First, the bailout fund established last year (known as the European Financial Stability Facility) should be scaled up and made more flexible.
Second, clarity is required on the role of private-sector burden sharing. In this regard, an official yesterday mentioned not only sovereign debt but also “senior secured” bank debt. The latter is more relevant to Ireland than any other country given that its banking losses are the largest among the zone’s 17 national economies and its banking system is most dependent on official support.
Thirdly, the IMF said euro-zone banks “urgently need more and better-quality capital”.
Over the medium term, the IMF said the “subordination of some fiscal sovereignty [was] unavoidable for the common good”, adding that budgetary rules in the euro zone needed to be made binding.
An IMF official said that a “full fiscal federation” was not necessary to achieve a sustainable euro zone.
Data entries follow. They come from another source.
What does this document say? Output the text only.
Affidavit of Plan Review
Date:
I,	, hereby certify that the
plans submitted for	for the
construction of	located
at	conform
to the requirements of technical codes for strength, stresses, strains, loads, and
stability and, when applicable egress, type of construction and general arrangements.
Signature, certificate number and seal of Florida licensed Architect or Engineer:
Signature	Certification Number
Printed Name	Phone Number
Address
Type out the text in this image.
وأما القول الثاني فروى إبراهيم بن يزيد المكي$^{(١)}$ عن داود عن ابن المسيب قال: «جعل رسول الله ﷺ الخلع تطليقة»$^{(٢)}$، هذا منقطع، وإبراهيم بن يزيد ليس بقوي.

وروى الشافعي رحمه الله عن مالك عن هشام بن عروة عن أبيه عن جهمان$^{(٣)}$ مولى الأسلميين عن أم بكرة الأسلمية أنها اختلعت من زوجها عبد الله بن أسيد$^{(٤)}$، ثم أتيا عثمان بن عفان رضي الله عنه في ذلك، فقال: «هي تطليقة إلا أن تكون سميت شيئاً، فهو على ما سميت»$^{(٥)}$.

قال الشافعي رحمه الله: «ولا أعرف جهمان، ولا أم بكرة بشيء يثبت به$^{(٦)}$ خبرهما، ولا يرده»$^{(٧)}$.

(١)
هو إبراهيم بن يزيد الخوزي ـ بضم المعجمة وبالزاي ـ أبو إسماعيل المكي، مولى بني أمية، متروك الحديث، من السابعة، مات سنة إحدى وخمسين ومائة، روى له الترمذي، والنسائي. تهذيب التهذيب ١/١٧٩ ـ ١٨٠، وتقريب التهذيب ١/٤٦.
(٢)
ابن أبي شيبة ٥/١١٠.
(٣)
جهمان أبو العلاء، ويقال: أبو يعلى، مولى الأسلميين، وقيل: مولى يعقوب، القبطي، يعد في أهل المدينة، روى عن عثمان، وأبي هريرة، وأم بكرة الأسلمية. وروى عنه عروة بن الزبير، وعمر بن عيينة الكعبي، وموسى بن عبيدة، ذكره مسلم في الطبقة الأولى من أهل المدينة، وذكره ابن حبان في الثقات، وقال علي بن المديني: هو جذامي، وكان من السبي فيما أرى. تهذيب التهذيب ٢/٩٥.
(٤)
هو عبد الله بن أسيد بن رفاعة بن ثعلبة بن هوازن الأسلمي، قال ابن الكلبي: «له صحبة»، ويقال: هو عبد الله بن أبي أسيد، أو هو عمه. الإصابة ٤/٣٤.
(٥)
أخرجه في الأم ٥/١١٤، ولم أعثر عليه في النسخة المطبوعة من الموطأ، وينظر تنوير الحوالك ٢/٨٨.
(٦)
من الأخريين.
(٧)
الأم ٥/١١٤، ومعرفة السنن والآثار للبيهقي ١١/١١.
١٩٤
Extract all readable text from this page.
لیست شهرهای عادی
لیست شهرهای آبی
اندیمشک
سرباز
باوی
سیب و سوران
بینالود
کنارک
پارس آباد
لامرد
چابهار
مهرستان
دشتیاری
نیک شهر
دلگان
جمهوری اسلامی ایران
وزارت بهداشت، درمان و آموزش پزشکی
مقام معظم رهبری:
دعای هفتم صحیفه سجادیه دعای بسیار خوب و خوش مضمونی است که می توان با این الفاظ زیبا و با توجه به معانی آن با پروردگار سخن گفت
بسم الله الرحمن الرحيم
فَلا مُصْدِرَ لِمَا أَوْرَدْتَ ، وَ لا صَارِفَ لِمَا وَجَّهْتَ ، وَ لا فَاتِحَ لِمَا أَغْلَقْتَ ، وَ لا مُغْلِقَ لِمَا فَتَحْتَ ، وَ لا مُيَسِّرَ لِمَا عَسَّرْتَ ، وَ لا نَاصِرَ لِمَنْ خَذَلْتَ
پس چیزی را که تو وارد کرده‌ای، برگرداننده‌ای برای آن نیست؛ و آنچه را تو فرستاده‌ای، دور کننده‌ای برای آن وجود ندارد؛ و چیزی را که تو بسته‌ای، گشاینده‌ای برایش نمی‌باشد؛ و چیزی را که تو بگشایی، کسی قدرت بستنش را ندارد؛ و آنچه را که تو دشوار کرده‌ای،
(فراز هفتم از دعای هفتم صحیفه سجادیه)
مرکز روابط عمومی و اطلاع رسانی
There was “no proof that the euro area is not viable without a federalist fiscal architecture”, one of yesterday’s reports stated.
Of specific relevance to Ireland’s banks, the fund urged consideration of a facility to replace short-term liquidity support provided by central banks. Ireland has sought such a facility on a number of occasions since the banking crisis became chronic but it has not been forthcoming from either the ECB or the stability facility.
Less welcome in Ireland will be a recommendation to have a common tax for companies, with the IMF suggesting “harmonising regulation and taxation and working towards the introduction of a common corporate tax for large firms”.